The 1981 computer game Sokoban is a common testground for algorithmic research, as the game is both NP-hard and PSPACE-complete. The game's objective is to push boxes into designated goal positions. Boxes can only be pushed if the space behind the box is free. Deadlocks are irreversible actions that make winning the game impossible.

We want to investigate how to adapt the Monte-Carlo-Tree-Search algorithm with reward shaping.

In the talk I will introduce the game and talk about why it is still interesting 40 years later.

This is a project with Clemens Woest (Student in the Master Programme of Data Science, UP).

Smooth functions on graphs have wide applications in manifold and semi-supervised learning. In this talk, we present a bandit problem where the payoffs of arms are smooth on a graph. This framework is suitable for solving online learning problems that involve graphs, such as content-based recommendations. In this problem, each item we can recommend is a node of an undirected graph with an expected rating similar to one of its neighbors. The goal is to utilize the graph structure to recommend items with high expected ratings.

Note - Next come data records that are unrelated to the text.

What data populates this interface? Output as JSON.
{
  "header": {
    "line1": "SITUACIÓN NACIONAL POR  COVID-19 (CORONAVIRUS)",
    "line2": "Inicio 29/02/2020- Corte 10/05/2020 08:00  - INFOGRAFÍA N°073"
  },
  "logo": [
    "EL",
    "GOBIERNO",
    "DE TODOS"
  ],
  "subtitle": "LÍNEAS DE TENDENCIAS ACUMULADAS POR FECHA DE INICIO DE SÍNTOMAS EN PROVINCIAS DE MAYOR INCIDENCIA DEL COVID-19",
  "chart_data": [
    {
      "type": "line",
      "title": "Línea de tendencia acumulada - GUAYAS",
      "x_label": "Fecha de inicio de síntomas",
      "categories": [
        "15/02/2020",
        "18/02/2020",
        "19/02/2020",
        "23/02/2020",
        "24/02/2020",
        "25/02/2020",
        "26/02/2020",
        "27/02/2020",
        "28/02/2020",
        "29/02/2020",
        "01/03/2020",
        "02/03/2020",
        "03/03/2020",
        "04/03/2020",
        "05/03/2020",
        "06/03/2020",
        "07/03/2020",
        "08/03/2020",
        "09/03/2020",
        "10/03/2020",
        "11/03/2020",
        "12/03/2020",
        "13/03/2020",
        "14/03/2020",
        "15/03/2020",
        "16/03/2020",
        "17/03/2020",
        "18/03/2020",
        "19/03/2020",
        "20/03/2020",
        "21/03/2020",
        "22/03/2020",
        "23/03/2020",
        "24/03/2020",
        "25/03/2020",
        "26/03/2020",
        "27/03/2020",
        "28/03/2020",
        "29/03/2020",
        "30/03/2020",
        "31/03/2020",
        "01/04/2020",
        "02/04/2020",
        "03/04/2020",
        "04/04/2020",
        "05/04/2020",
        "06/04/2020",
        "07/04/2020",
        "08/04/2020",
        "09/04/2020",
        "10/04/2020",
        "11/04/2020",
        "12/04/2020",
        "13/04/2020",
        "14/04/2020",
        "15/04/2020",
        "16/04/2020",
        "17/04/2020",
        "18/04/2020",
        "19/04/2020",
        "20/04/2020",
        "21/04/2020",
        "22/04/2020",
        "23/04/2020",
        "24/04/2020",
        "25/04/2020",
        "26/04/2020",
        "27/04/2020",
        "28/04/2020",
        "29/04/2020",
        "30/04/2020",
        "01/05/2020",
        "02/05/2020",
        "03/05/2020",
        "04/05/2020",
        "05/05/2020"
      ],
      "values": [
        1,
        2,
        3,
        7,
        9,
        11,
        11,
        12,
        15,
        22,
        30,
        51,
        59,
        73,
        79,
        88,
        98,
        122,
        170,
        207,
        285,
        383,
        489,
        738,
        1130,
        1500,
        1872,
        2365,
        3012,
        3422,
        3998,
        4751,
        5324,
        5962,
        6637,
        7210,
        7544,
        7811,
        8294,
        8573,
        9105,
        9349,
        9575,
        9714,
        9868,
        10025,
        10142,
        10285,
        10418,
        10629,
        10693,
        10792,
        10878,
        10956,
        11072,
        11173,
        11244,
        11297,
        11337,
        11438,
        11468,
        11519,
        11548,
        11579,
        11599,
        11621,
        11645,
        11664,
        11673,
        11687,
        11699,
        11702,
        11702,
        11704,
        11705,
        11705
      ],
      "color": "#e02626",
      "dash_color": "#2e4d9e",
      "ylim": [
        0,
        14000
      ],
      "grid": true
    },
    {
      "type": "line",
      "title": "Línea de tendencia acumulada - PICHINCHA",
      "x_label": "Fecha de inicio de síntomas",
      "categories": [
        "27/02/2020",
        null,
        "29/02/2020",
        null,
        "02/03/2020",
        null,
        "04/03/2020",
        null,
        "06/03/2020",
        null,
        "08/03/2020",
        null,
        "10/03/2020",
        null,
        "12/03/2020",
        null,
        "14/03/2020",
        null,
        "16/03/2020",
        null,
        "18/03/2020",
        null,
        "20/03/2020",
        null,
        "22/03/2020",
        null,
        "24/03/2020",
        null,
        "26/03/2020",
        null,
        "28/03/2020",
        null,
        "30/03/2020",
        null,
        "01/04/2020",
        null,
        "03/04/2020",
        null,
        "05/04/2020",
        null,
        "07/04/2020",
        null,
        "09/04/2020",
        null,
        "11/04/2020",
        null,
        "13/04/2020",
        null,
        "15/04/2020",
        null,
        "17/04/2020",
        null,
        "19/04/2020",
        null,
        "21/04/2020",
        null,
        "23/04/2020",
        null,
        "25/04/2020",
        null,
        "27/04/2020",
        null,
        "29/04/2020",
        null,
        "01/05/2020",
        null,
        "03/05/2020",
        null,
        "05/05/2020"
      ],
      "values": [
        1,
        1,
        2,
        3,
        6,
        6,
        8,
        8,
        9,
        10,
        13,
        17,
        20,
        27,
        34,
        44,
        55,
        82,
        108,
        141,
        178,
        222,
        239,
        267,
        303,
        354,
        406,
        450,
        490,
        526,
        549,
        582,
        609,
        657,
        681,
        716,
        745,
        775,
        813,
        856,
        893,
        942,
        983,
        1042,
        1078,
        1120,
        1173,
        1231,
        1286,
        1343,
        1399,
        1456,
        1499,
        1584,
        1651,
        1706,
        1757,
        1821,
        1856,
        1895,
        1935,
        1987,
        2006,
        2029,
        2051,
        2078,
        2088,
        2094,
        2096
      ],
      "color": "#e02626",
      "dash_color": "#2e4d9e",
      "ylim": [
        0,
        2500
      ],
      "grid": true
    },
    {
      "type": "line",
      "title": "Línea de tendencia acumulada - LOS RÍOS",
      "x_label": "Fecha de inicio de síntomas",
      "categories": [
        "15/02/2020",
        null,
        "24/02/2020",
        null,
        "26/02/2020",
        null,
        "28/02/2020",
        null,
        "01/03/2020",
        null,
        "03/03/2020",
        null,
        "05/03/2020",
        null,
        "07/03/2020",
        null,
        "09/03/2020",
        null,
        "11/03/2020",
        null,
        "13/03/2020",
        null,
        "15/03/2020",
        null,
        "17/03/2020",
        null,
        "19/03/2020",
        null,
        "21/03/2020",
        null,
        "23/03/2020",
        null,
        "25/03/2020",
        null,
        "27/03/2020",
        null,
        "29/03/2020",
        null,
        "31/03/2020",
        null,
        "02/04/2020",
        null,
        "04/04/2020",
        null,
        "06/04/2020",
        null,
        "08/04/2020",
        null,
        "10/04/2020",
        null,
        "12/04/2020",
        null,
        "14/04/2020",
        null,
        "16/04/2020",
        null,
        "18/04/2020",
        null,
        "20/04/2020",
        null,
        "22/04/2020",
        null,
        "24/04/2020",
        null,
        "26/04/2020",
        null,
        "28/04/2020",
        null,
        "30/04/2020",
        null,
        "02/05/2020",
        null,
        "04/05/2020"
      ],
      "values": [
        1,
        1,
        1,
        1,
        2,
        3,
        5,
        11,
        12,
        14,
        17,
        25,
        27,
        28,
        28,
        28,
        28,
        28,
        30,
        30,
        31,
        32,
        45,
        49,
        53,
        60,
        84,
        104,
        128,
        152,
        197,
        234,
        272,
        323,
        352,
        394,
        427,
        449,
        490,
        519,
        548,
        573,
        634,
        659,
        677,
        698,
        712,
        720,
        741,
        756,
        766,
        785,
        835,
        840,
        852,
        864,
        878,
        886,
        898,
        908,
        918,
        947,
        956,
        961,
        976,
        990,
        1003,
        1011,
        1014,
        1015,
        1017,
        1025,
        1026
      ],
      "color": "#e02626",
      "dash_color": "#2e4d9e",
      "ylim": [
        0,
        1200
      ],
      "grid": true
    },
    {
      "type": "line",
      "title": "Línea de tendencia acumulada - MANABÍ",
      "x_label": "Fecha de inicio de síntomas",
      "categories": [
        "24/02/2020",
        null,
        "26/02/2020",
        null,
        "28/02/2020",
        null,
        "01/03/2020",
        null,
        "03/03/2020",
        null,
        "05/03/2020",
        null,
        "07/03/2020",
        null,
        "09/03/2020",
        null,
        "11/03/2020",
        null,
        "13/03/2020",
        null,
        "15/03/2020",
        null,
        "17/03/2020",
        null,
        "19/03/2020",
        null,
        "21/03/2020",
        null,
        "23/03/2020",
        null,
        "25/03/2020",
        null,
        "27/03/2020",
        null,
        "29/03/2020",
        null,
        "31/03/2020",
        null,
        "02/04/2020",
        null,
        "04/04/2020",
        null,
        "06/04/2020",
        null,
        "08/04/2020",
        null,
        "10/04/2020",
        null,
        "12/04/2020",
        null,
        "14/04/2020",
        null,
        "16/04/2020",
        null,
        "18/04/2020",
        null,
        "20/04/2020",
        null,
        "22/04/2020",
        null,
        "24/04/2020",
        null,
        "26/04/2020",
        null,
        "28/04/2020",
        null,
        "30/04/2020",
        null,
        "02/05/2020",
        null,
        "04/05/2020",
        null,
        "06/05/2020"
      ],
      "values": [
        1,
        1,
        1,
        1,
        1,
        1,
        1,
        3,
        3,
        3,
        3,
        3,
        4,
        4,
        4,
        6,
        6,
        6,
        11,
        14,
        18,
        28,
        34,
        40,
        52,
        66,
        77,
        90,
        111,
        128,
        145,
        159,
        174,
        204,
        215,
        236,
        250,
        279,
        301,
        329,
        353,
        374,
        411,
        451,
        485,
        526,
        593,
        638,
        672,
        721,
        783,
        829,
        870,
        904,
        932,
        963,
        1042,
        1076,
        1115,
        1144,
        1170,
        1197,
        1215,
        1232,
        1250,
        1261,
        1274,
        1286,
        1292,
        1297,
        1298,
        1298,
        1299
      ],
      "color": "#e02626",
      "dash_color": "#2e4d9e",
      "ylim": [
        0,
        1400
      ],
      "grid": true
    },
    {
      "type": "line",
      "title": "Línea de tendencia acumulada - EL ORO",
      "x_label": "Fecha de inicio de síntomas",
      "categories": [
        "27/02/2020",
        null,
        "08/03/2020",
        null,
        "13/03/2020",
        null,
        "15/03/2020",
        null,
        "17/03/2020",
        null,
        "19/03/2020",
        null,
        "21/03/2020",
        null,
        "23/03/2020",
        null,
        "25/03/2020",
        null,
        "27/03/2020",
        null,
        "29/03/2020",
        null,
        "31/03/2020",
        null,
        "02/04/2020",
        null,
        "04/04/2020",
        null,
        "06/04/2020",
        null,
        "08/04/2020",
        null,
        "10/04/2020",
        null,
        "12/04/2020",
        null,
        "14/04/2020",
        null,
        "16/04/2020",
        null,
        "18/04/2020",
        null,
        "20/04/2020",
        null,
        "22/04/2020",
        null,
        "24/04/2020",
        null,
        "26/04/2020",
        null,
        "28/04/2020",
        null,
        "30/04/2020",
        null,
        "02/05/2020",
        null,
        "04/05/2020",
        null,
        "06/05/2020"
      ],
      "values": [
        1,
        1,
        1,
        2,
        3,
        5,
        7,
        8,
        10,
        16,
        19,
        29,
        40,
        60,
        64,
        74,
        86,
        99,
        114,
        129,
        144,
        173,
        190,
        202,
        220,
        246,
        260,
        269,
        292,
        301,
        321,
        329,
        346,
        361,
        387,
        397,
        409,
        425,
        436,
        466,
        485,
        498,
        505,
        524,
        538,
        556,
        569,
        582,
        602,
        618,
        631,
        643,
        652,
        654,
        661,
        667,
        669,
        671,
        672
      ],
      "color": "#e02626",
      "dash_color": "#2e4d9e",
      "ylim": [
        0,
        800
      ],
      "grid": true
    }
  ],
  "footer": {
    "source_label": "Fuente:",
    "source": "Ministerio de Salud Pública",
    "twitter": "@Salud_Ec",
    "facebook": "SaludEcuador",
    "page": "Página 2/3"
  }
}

Significant work has been recently dedicated to the stochastic delayed bandit setting because of its relevance in applications. The applicability of existing algorithms is however restricted by the fact that strong assumptions are often made on the delay distributions, such as full observability, restrictive shape constraints, or uniformity over arms. In this work, we weaken them significantly and only assume that there is a bound on the tail of the delay. In particular, we cover the important case where the delay distributions vary across arms and the case where the delays are heavy-tailed. Addressing these difficulties, we introduce simple but efficient UCB-based algorithms called the PATIENTBANDITS. We provide both problem-dependent and problem-independent bounds on the regret as well as performance lower bounds.

We investigate the problem of minimizing the excess generalization error with respect to the best expert prediction in a finite family in the stochastic setting, under limited access to information. We revisit the classical setting where all training data is available to the learner and develop a novel algorithm that has fast rates with high probability. We extend our algorithm to the budgeted setting where there is a constraint on the number of observed experts' advice per round and develop high probability distribution dependent and distribution independent bounds.

We derive both Azuma-Hoeffding and Burkholder-type inequalities for partial sums over a rectangular grid of dimension d of a random field satisfying a weak-dependency assumption of projective type, i.e., the difference between expectation of an element of the random field and its conditional expectation given the rest of the field at a distance more than δ is bounded, in the sense of Lᵖ distance, by a known decreasing function of δ. The analysis is based on the combination of a multi-scale approximation of random sums by martingale difference sequences, and of a careful decomposition of the domain. The obtained results improve over previously known bounds under comparable hypotheses.

This talk is based on the joint work with Gilles Blanchard and Alexandra Carpentier.